A qualitative limit focuses on level of disability or occurrence of death as the threshold. No claim can be filed if the party does not suffer from any disability or if a death does not occur.

The former option leads to exaggeration of claim amount to escape pure no fault tort insurance. The latter option leads to litigation to interpret whether the qualitative limit has been breached.

Individuals in no fault insurance states bear the responsibility of assessing insurance needs properly. An individual can demand compensation up to the maximum limit of their own insurance policy. There is no question of seeking benefit from the other party's insurance company for economic losses. A party not at fault may end up with a huge loss if only minimum insurance coverage exists.
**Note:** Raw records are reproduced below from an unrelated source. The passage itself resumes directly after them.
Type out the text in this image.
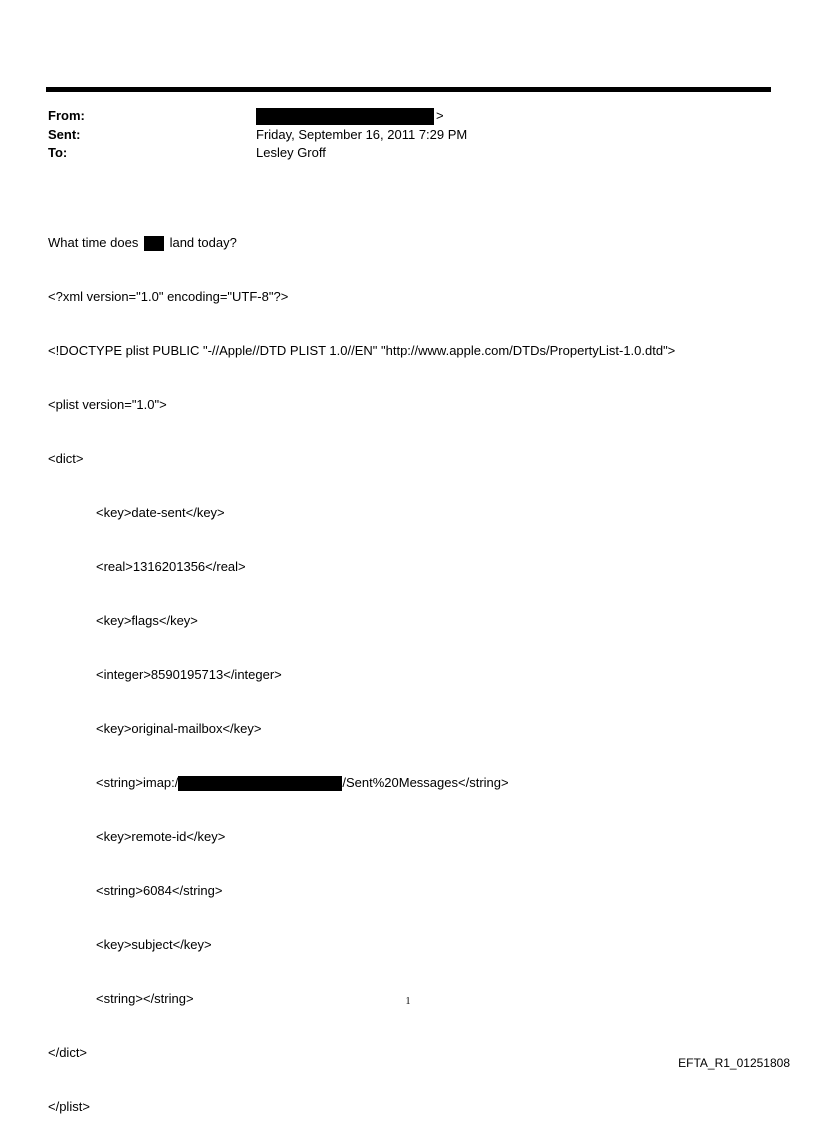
From:	>
Sent:	Friday, September 16, 2011 7:29 PM
To:	Lesley Groff

What time does land today?

<?xml version="1.0" encoding="UTF-8"?>

<!DOCTYPE plist PUBLIC "-//Apple//DTD PLIST 1.0//EN" "http://www.apple.com/DTDs/PropertyList-1.0.dtd">

<plist version="1.0">

<dict>

<key>date-sent</key>

<real>1316201356</real>

<key>flags</key>

<integer>8590195713</integer>

<key>original-mailbox</key>

<string>imap:/	/Sent%20Messages</string>

<key>remote-id</key>

<string>6084</string>

<key>subject</key>

<string></string>

</dict>

</plist>

1
EFTA_R1_01251808
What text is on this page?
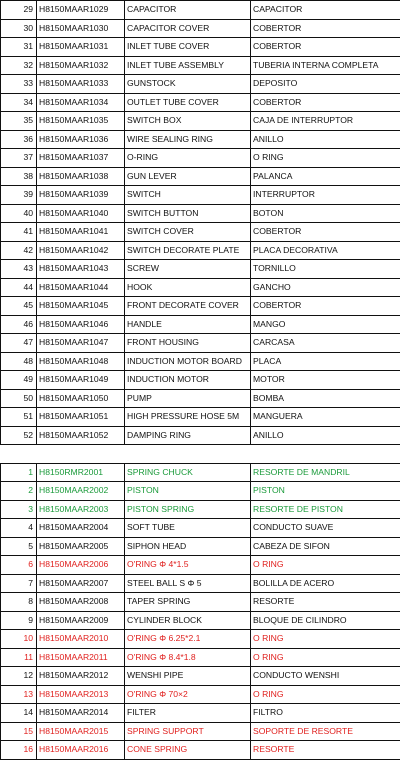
29	H8150MAAR1029	CAPACITOR	CAPACITOR
30	H8150MAAR1030	CAPACITOR COVER	COBERTOR
31	H8150MAAR1031	INLET TUBE COVER	COBERTOR
32	H8150MAAR1032	INLET TUBE ASSEMBLY	TUBERIA INTERNA COMPLETA
33	H8150MAAR1033	GUNSTOCK	DEPOSITO
34	H8150MAAR1034	OUTLET TUBE COVER	COBERTOR
35	H8150MAAR1035	SWITCH BOX	CAJA DE INTERRUPTOR
36	H8150MAAR1036	WIRE SEALING RING	ANILLO
37	H8150MAAR1037	O-RING	O RING
38	H8150MAAR1038	GUN LEVER	PALANCA
39	H8150MAAR1039	SWITCH	INTERRUPTOR
40	H8150MAAR1040	SWITCH BUTTON	BOTON
41	H8150MAAR1041	SWITCH COVER	COBERTOR
42	H8150MAAR1042	SWITCH DECORATE PLATE	PLACA DECORATIVA
43	H8150MAAR1043	SCREW	TORNILLO
44	H8150MAAR1044	HOOK	GANCHO
45	H8150MAAR1045	FRONT DECORATE COVER	COBERTOR
46	H8150MAAR1046	HANDLE	MANGO
47	H8150MAAR1047	FRONT HOUSING	CARCASA
48	H8150MAAR1048	INDUCTION MOTOR BOARD	PLACA
49	H8150MAAR1049	INDUCTION MOTOR	MOTOR
50	H8150MAAR1050	PUMP	BOMBA
51	H8150MAAR1051	HIGH PRESSURE HOSE 5M	MANGUERA
52	H8150MAAR1052	DAMPING RING	ANILLO

1	H8150RMR2001	SPRING CHUCK	RESORTE DE MANDRIL
2	H8150MAAR2002	PISTON	PISTON
3	H8150MAAR2003	PISTON SPRING	RESORTE DE PISTON
4	H8150MAAR2004	SOFT TUBE	CONDUCTO SUAVE
5	H8150MAAR2005	SIPHON HEAD	CABEZA DE SIFON
6	H8150MAAR2006	O'RING Φ 4*1.5	O RING
7	H8150MAAR2007	STEEL BALL S Φ 5	BOLILLA DE ACERO
8	H8150MAAR2008	TAPER SPRING	RESORTE
9	H8150MAAR2009	CYLINDER BLOCK	BLOQUE DE CILINDRO
10	H8150MAAR2010	O'RING Φ 6.25*2.1	O RING
11	H8150MAAR2011	O'RING Φ 8.4*1.8	O RING
12	H8150MAAR2012	WENSHI PIPE	CONDUCTO WENSHI
13	H8150MAAR2013	O'RING Φ 70×2	O RING
14	H8150MAAR2014	FILTER	FILTRO
15	H8150MAAR2015	SPRING SUPPORT	SOPORTE DE RESORTE
16	H8150MAAR2016	CONE SPRING	RESORTE
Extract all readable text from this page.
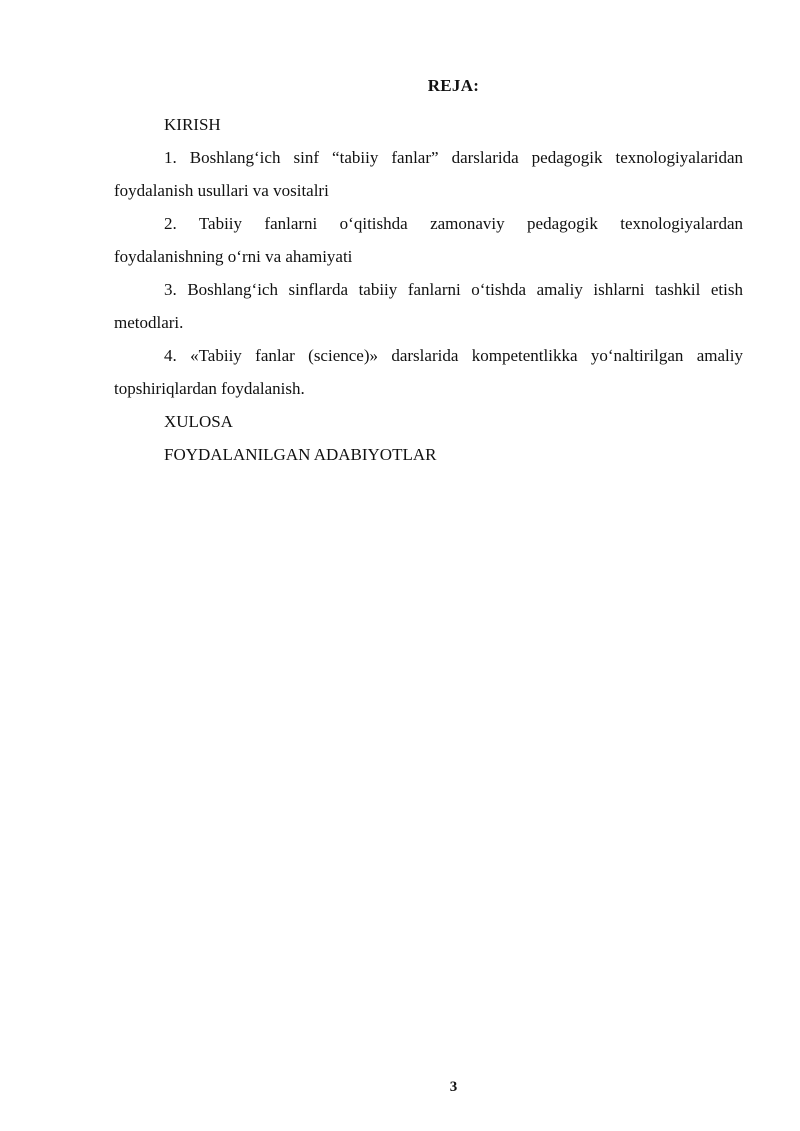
REJA:

KIRISH

1. Boshlang‘ich sinf “tabiiy fanlar” darslarida pedagogik texnologiyalaridan foydalanish usullari va vositalri

2. Tabiiy fanlarni o‘qitishda zamonaviy pedagogik texnologiyalardan foydalanishning o‘rni va ahamiyati

3. Boshlang‘ich sinflarda tabiiy fanlarni o‘tishda amaliy ishlarni tashkil etish metodlari.

4. «Tabiiy fanlar (science)» darslarida kompetentlikka yo‘naltirilgan amaliy topshiriqlardan foydalanish.

XULOSA

FOYDALANILGAN ADABIYOTLAR

3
Benefits of such a tort insurance principle include relatively less litigation, non-adversarial approaches towards insurance disputes, emphasis on safer driving instead of focusing on identifying which party is at fault, and lower rates. Such states do not subsidize the under-insured and individuals are encouraged to assess their insurance needs liberally.

However, critics point out there is sufficient scope for litigation based on the manner in which the threshold has been fixed. Further, statistics do not indicate significant lowering of insurance costs in such states.